Micallef was first elected to the Parliament in 1962 as a candidate for the Christian Workers' Party. He resigned in 1966 and later joined the Labour Party, being re-elected in 1971, 1976, 1981, and 1987.

In February 1982, Micallef was elected Speaker of the House of Representatives. His tenure coincided with the constitutional crisis following the 1981 Maltese general election, when the Nationalist Party boycotted Parliament.

He served as Speaker until July 1986 and represented Malta at the Parliamentary Assembly of the Council of Europe from 1985 to 1986.
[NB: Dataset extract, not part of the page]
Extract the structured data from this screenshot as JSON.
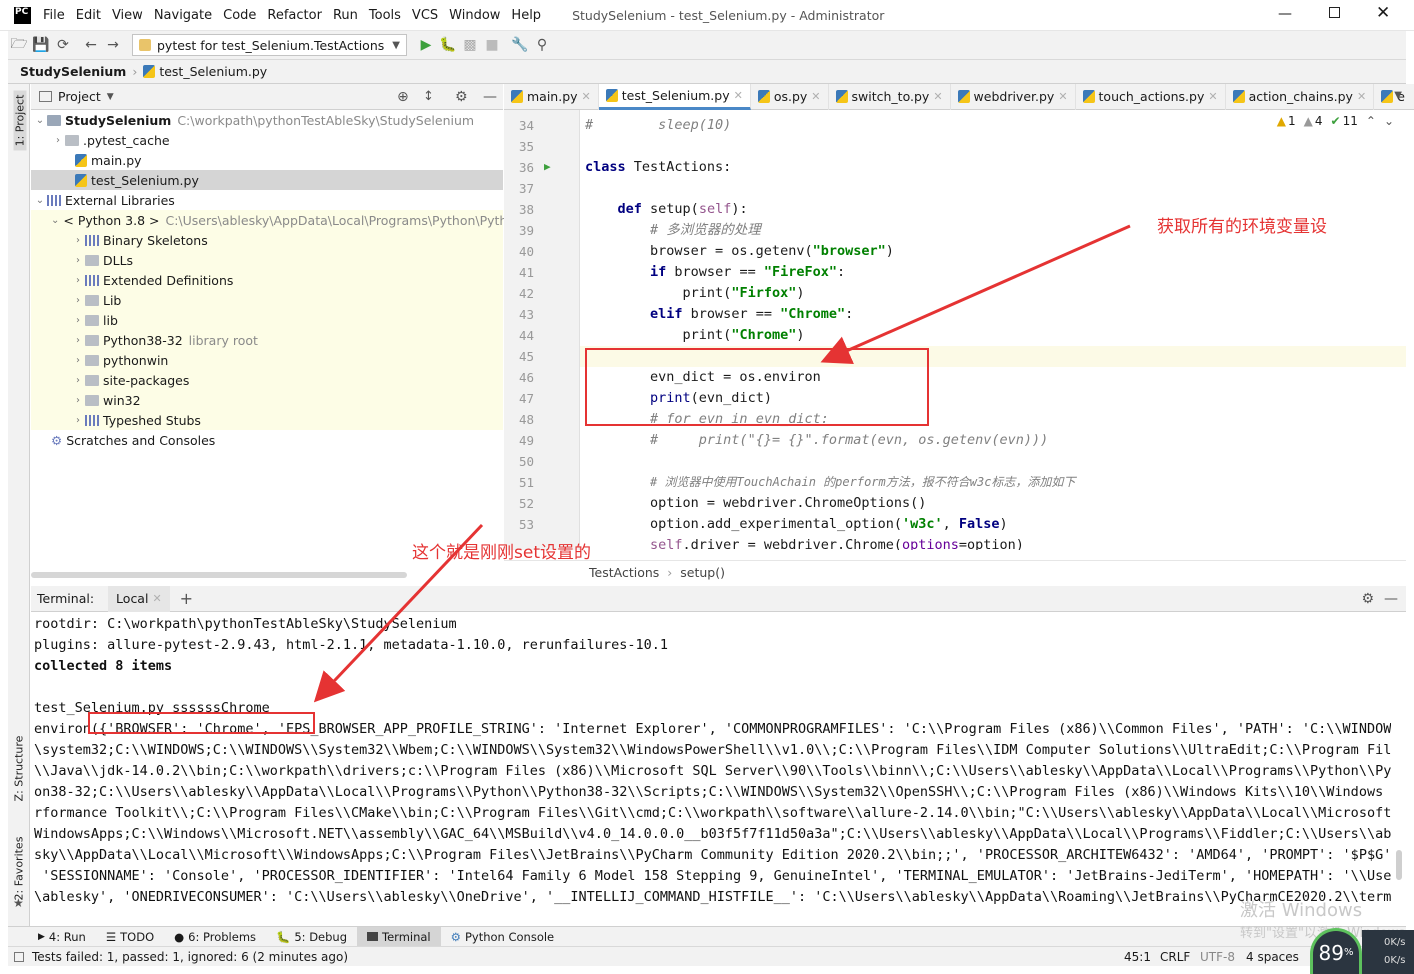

Following his Speakership, Micallef became Minister of Education, Culture and the Environment in 1986, serving until the Labour Party’s defeat in the 1987 general election. During this period he focused on environmental issues and was respected by environmental groups.

After the 1987 election, he continued in opposition as the Labour Party’s spokesperson on education and environmental affairs.

With the return to government of the Labour Party in 1996, Micallef was briefly appointed as ambassador. He served from January 1997 till 1999 in Rome, as Ambassador of Malta to the Holy See and to the Sovereign Military Order of Malta.

== Personal life and legacy ==

Micallef married Pauline Farrugia; they had seven children.

Daniel Micallef died on 9 December 2022, aged 94, in Rabat, Malta.
Micallef was widely regarded as a moderate voice in Maltese politics during polarised decades.